Speakeasy to Seattle:
Download Speed: 787 kbps (98.4 KB/sec transfer rate)
Upload Speed: 306 kbps (38.3 KB/sec transfer rate)
to Atlanta:
Download Speed: 8491 kbps (1061.4 KB/sec transfer rate)
Upload Speed: 367 kbps (45.9 KB/sec transfer rate)
to New York:
Download Speed: 9383 kbps (1172.9 KB/sec transfer rate)
Upload Speed: 370 kbps (46.3 KB/sec transfer rate)
I seem to be getting the best connection to New York, and both it and Atlanta are WAY over the 5 Mbps I should get. ???
I don’t even have a local speedtest for TWC to check.
I’m on a 72.230.241.0 network.
Also interesting is myself and two friends within a 3 block radius are all on separate class A networks: 72, 74, and 69.
A little more info… My network is comprised of two subnets – one wired and one wireless. The Internet enters the wireless router and goes to the wired router. I tested two machines (one wired and one wireless) using speedtest.net and TW’s speed test as well as pingtest.net. I also tested three operating systems – Mac, Windows 7, and Ubuntu 9.10. Only Ubuntu demonstrated a real lag between pings as shown above. All ping times were between 50 and 100ms (which is normal). The speed test showed between 16Mbps and 20Mbps for all three OSes but loading the main Google… Read more »
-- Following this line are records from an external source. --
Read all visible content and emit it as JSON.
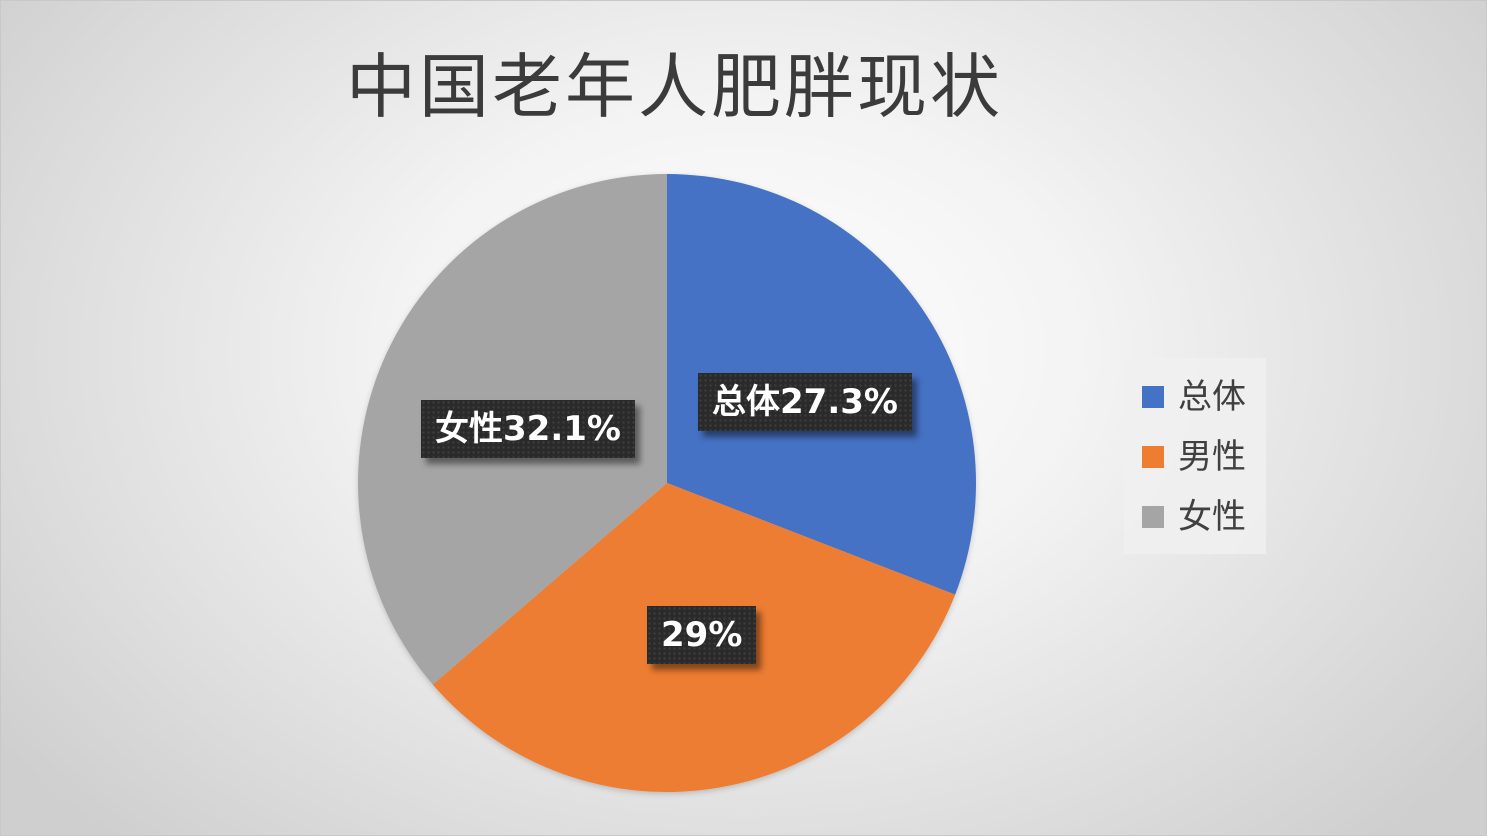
{
  "chart_data": {
    "type": "pie",
    "title": "中国老年人肥胖现状",
    "categories": [
      "总体",
      "男性",
      "女性"
    ],
    "values": [
      27.3,
      29,
      32.1
    ],
    "data_labels": [
      "总体27.3%",
      "29%",
      "女性32.1%"
    ],
    "colors": [
      "#4472C4",
      "#ED7D31",
      "#A5A5A5"
    ],
    "legend_position": "right"
  }
}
I’m getting 9.36-13.48Mbps (depending on server). My IP is 72.230.
You may want to check your speeds against another RR-located speedtest site: http://speedtest.texas.rr.com
I’m on Comcast (which appears to take Level3 to the speedtest site) and I’m able to pull (PowerBoosted) 35 Mbps down and ~9.8 Mbps up off of that test. So since the server is definitely not congested and it’s on RR’s network, it might be a good way to test out whether you’re getting crappy speeds overall or whether the speed test site is just sucking it up.
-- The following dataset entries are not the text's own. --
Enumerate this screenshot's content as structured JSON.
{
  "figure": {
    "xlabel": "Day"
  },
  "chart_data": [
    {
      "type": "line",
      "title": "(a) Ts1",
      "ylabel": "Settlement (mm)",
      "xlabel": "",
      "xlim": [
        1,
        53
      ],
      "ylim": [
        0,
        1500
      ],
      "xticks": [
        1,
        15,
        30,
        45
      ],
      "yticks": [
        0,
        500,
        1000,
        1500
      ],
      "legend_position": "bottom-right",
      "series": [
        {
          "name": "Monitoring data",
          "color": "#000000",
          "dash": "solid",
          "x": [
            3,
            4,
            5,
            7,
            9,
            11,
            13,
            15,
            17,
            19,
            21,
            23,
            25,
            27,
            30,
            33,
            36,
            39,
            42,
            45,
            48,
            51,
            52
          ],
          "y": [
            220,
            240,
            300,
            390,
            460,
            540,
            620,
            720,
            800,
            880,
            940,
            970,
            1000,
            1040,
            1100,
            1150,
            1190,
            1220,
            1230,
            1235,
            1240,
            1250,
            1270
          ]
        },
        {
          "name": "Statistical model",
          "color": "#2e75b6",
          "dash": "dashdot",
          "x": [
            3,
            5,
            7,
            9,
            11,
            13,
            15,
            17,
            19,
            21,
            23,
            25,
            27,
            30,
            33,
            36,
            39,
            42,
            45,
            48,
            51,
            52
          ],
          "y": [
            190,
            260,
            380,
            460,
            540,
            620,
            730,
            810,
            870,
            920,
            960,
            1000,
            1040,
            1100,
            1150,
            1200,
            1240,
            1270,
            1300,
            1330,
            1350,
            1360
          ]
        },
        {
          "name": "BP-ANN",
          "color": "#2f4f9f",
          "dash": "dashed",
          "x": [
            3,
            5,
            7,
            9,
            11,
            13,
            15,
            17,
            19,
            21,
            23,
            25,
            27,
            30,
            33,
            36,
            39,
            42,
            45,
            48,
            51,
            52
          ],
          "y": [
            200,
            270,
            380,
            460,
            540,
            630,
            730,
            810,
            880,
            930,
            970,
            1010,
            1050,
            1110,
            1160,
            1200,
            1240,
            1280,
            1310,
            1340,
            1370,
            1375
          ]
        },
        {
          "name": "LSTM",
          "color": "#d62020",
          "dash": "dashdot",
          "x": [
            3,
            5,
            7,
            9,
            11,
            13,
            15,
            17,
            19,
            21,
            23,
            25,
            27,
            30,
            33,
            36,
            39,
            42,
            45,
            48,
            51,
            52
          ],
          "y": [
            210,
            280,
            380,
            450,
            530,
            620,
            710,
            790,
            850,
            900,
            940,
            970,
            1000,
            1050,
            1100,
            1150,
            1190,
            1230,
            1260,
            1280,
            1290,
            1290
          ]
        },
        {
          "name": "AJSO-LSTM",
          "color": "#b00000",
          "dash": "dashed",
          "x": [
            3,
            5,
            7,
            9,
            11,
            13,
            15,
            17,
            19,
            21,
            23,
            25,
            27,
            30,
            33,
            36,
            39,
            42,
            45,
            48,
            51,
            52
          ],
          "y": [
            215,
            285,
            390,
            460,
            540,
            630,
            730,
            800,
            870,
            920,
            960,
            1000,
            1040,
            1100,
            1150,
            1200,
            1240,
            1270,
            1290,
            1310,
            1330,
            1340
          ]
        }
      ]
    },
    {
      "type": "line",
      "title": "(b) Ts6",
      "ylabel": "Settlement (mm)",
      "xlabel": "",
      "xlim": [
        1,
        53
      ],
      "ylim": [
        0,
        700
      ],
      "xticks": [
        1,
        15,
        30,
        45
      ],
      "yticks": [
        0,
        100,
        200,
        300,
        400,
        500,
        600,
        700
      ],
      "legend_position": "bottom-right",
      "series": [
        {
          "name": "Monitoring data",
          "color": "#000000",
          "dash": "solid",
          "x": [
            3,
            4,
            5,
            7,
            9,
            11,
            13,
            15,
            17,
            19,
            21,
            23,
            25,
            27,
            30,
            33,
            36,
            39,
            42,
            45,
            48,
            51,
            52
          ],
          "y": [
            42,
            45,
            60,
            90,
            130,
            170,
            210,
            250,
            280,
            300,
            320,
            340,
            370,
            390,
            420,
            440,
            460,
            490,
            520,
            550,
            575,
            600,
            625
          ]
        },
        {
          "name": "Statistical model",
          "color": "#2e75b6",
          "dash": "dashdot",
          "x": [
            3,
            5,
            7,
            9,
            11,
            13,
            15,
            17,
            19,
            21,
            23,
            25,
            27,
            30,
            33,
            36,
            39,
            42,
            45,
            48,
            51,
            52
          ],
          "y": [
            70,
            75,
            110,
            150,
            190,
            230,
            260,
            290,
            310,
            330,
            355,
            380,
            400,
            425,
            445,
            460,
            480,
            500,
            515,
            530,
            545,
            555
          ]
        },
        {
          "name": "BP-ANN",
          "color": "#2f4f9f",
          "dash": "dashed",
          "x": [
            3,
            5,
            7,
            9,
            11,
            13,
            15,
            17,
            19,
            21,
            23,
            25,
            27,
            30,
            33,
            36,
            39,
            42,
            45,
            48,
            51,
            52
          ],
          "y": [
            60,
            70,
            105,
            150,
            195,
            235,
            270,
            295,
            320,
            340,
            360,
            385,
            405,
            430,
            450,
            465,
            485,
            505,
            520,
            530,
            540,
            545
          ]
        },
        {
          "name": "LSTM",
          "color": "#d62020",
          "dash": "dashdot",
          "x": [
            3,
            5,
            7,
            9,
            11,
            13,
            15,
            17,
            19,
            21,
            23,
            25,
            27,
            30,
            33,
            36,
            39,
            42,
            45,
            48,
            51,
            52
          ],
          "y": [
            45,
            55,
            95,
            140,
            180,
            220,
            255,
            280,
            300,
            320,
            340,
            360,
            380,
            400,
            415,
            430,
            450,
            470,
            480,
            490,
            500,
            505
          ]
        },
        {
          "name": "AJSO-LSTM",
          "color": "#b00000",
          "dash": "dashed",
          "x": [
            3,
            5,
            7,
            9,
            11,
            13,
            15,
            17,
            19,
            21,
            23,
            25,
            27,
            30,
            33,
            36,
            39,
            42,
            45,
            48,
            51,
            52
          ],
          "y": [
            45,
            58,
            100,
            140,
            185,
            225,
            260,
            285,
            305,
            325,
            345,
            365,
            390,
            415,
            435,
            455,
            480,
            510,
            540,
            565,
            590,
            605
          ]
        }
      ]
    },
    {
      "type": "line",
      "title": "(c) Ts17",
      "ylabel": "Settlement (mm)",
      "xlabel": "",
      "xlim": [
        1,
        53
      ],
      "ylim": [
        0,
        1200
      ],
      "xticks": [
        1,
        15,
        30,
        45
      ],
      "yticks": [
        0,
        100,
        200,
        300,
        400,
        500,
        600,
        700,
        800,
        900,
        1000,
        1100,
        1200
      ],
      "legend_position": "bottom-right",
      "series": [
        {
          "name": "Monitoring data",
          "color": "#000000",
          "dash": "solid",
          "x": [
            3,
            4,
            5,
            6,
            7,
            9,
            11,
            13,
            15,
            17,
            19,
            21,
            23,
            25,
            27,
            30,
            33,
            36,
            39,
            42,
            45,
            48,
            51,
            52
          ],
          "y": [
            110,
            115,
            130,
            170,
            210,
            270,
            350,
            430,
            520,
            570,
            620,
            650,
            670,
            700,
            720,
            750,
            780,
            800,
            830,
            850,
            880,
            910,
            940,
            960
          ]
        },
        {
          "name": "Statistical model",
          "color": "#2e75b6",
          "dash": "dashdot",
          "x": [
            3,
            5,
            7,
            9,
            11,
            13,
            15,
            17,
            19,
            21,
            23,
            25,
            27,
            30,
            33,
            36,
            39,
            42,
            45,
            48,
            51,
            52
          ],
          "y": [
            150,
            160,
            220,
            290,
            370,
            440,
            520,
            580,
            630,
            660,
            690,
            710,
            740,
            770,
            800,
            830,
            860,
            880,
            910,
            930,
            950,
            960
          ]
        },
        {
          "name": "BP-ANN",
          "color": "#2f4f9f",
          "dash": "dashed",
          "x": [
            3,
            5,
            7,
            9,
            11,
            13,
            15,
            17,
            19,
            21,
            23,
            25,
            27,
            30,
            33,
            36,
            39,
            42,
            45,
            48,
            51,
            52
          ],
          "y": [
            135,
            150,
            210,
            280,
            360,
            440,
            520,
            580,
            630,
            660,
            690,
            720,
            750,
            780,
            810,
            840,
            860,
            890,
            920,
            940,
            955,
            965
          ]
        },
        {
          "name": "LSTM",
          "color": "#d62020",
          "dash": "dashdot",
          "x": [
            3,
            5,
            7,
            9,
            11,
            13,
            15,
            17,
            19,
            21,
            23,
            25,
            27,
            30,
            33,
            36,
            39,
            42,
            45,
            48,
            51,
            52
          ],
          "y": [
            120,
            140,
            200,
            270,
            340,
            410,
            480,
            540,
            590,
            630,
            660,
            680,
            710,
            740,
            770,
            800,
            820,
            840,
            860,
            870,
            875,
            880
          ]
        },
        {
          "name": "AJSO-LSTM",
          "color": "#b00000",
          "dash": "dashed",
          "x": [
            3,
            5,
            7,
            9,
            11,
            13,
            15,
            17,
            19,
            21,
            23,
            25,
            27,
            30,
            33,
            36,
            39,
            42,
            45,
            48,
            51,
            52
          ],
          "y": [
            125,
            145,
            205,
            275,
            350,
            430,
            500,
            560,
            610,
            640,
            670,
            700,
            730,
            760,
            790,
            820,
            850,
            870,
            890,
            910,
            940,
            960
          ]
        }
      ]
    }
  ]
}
To texas.rr speedtest I got:
7710.66 kbps down
368.10 kbps up
98.x.x.x IP
Post-sudden-improvement… here is what I got:
Download Speed: 14778 kbps (1847.3 KB/sec transfer rate)
Upload Speed: 945 kbps (118.1 KB/sec transfer rate)
Latency: 62 ms
Nothing surprising with this one – about the same as the others:
Road Walker
Just got off the phone with a lady from TWC about TV problems, and TWC is doing a LOT tonight across the country on TV, internet, and phones. She wasn’t really sure what they were doing, but were doing something to all of them in different regions of the country. 🙁
I don’t even know why TWC has a Network Status page…it’s never helpful especially when it could be on nights like last night.
http://help.rr.com/HMSLogic/network_status.aspx
Just wait until you have a road runner problem and are not getting service and try to call TWC about it. I bet the first thing they tell you after “we do not detect and outage in your area”, is for you to check the network status page.
Remember, they are telling you to check a website, when you are calling about not having internet services. That is why they have the network status page. So the glorified secretaries that answer your customer call center have something to tell you when they have no real answers.
Don’t be hard on the support staff. They can only work with what they a given
and im sure they are not given much.